Il est rappelé qu'à défaut pour le Bénéficiaire de se prévaloir de non réalisation de la présente condition suspensive, il sera réputé y avoir renoncé.
Aux termes de la promesse de vente page 15, les parties ont convenu de fixer le montant de l'indemnité d'immobilisation à 10 % du prix de vente soit 75.000 euros dont 37.500 euros versés au plus tard le 4 novembre 2019 et le solde au plus tard à la date fixée pour la réalisation de la vente à défaut de levée d'option dans les conditions stipulées à la promesse.
En page 17, Libération de l'Indemnité d'Immobilisation en faveur du Promettant il est stipulé « En cas de non réalisation de la vente dans les conditions de la promesse et aucun sinistre rendant les Biens impropres à leur destination n'étant intervenu, l'indemnité d'immobilisation sera libérée en faveur du Promettant si : ‘(ii) le Bénéficiaire a renoncé aux conditions suspensives lui profitant qui n'ont pas été réalisées.
Monsieur X. ne s'est pas prévalu de la non réalisation de la condition suspensive tenant au refus de la demande de prêt sollicité auprès du CIC à la date du 28 novembre 2019, prévue à la promesse de vente, et se trouve par conséquent en vertu des clauses de la promesse de vente réputé avoir renoncé à ladite condition suspensive stipulée à son profit.
Il en résulte que la stipulation mettant à la charge du Promettant l'obligation de solliciter du Bénéficiaire la justification sous huitaine de la réalisation ou de la défaillance de la condition n'est pas applicable puisque le Bénéficiaire, faute de s'être prévalu de la non-réalisation de la condition suspensive à l'échéance prévue, ne peut bénéficier de la protection de la condition suspensive.
L'indemnité d'immobilisation versée reste donc acquise au Promettant la SCI SR Immobilier.
De ce chef le jugement sera donc infirmé et Monsieur X. condamné à verser à la société SR Immobilier le montant total de l'indemnité d'immobilisation soit 75.000 euros.
Cette indemnité est la contrepartie de l'indisponibilité temporaire du bien subie par le Promettant du fait de la promesse et n'est pas assimilable à une clause pénale.
La demande formée par Monsieur X. tendant, subsidiairement, à la réduction de l'indemnité d'immobilisation au cas où la condition suspensive devait être considéré comme réalisée ne saurait donc prospérer.
3 - Les frais irrépétibles et les dépens.

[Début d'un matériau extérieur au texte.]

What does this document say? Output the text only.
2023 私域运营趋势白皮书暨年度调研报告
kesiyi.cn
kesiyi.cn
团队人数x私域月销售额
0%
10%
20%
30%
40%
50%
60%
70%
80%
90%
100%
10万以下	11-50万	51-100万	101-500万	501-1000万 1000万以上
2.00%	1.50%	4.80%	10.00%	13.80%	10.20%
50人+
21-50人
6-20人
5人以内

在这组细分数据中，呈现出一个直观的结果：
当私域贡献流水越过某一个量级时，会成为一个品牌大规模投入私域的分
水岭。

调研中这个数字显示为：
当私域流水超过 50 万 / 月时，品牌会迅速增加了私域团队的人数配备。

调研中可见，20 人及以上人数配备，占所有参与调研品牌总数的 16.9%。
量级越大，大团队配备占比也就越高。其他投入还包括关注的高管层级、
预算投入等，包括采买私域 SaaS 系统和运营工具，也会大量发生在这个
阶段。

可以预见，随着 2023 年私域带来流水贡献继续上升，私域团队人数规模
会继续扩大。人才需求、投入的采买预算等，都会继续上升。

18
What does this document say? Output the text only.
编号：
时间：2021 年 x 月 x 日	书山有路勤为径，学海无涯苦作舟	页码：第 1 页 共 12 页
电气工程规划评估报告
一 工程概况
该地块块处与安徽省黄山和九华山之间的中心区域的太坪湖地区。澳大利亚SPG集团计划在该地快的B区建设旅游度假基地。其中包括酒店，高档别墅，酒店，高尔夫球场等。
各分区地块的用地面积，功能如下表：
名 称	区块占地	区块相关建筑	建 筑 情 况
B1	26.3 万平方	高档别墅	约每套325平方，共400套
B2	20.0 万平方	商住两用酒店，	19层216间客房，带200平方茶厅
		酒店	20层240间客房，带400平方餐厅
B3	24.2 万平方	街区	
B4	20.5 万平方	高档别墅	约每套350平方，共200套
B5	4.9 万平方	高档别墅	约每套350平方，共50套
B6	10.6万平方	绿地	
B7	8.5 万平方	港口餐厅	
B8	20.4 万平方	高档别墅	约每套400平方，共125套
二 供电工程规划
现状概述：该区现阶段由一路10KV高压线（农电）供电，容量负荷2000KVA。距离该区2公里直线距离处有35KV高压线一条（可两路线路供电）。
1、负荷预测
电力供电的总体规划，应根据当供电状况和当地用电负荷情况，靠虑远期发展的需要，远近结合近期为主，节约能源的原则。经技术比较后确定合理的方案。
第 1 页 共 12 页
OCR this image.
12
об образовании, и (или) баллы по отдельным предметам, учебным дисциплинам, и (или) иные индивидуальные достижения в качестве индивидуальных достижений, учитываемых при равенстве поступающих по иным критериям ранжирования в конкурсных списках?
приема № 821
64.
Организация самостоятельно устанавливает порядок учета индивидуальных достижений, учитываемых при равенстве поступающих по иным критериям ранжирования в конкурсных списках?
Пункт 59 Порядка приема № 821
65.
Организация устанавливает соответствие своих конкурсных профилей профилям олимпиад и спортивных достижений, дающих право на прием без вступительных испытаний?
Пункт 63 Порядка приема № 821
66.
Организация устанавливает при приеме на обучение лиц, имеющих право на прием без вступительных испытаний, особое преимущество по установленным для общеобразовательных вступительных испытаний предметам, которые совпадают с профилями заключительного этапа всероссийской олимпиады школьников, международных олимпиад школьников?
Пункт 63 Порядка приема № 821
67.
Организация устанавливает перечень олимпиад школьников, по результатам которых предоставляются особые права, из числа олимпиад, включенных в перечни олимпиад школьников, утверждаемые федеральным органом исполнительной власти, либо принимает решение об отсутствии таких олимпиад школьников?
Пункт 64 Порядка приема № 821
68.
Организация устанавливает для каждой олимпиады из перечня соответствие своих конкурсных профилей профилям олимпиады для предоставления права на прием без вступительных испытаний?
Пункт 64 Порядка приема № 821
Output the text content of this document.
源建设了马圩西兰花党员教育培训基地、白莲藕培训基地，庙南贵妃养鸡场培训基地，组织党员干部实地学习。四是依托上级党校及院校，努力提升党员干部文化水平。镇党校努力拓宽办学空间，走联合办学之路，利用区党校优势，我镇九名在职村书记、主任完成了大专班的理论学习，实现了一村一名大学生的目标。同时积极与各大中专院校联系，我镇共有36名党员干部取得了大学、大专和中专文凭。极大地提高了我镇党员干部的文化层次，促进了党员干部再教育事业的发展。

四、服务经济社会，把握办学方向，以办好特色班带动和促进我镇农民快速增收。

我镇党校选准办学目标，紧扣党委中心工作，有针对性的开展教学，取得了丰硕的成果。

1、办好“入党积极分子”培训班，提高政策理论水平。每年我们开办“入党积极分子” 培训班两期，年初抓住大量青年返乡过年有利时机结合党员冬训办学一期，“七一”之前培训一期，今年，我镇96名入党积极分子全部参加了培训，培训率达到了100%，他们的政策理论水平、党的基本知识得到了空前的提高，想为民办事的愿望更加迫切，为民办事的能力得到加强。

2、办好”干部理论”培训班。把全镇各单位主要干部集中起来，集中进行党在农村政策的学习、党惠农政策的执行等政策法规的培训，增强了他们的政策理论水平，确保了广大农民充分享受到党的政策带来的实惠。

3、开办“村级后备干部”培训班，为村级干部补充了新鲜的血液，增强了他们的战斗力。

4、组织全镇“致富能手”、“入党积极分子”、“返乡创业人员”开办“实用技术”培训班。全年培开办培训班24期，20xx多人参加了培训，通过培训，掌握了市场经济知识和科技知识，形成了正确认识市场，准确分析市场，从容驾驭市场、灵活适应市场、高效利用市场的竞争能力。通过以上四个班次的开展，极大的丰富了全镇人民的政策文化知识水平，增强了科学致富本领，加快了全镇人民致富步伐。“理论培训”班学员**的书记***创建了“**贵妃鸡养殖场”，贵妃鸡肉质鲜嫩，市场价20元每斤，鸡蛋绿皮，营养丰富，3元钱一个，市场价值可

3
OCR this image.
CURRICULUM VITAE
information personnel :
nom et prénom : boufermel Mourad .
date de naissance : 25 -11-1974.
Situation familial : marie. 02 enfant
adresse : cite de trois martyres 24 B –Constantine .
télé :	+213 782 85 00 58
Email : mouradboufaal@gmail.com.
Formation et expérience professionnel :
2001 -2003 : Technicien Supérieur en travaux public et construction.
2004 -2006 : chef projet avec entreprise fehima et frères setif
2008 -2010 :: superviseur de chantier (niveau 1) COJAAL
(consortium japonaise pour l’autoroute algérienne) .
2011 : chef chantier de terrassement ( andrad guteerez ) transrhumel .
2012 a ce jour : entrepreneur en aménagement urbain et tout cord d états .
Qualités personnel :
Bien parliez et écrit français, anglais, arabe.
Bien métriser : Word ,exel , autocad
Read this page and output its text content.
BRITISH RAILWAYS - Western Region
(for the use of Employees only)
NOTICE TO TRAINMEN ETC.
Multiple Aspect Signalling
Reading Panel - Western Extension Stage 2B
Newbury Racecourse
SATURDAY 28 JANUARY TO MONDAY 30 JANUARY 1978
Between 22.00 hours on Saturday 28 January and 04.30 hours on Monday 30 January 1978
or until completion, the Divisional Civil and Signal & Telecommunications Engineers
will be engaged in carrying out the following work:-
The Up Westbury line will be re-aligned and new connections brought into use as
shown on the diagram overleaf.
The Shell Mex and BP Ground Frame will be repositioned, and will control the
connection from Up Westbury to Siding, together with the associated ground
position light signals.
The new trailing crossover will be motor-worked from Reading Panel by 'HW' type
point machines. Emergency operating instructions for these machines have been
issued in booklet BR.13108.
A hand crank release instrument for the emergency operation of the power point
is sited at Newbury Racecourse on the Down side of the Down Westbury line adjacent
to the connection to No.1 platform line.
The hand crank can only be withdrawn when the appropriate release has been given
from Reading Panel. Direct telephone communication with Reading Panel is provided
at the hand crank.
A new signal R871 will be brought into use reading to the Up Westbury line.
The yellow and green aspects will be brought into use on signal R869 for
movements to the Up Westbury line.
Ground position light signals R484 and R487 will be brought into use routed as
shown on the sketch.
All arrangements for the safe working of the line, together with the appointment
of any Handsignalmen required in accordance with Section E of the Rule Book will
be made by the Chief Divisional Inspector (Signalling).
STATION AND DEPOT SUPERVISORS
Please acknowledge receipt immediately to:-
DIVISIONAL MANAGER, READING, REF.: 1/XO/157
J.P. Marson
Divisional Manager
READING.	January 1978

Le jugement sera infirmé de ces chefs et Monsieur X. condamné à régler à la SCI SR Immobilier la somme de 8.000 euros au titre des frais irrépétibles outre les entiers dépens.
DISPOSITIF (décision proprement dite) (N.B. : mention ne figurant pas sur l’original)
PAR CES MOTIFS :
La Cour,
INFIRME le jugement en toutes ses dispositions ;
Statuant à nouveau
DIT que Monsieur X. ne peut se prévaloir des dispositions du Code de la consommation ;
DIT que Monsieur X. est réputé avoir renoncé à la condition suspensive tenant au prêt ;
CONDAMNE Monsieur X. à régler à la société SCI SR IMMOBILIER la somme de 75.000 euros au titre de l'indemnité d'immobilisation ;
CONDAMNE Monsieur X. à régler à la société SCI SR IMMOBILIER la somme de 8.000 euros au titre des frais irrépétibles ;
CONDAMNE Monsieur X. aux entiers dépens.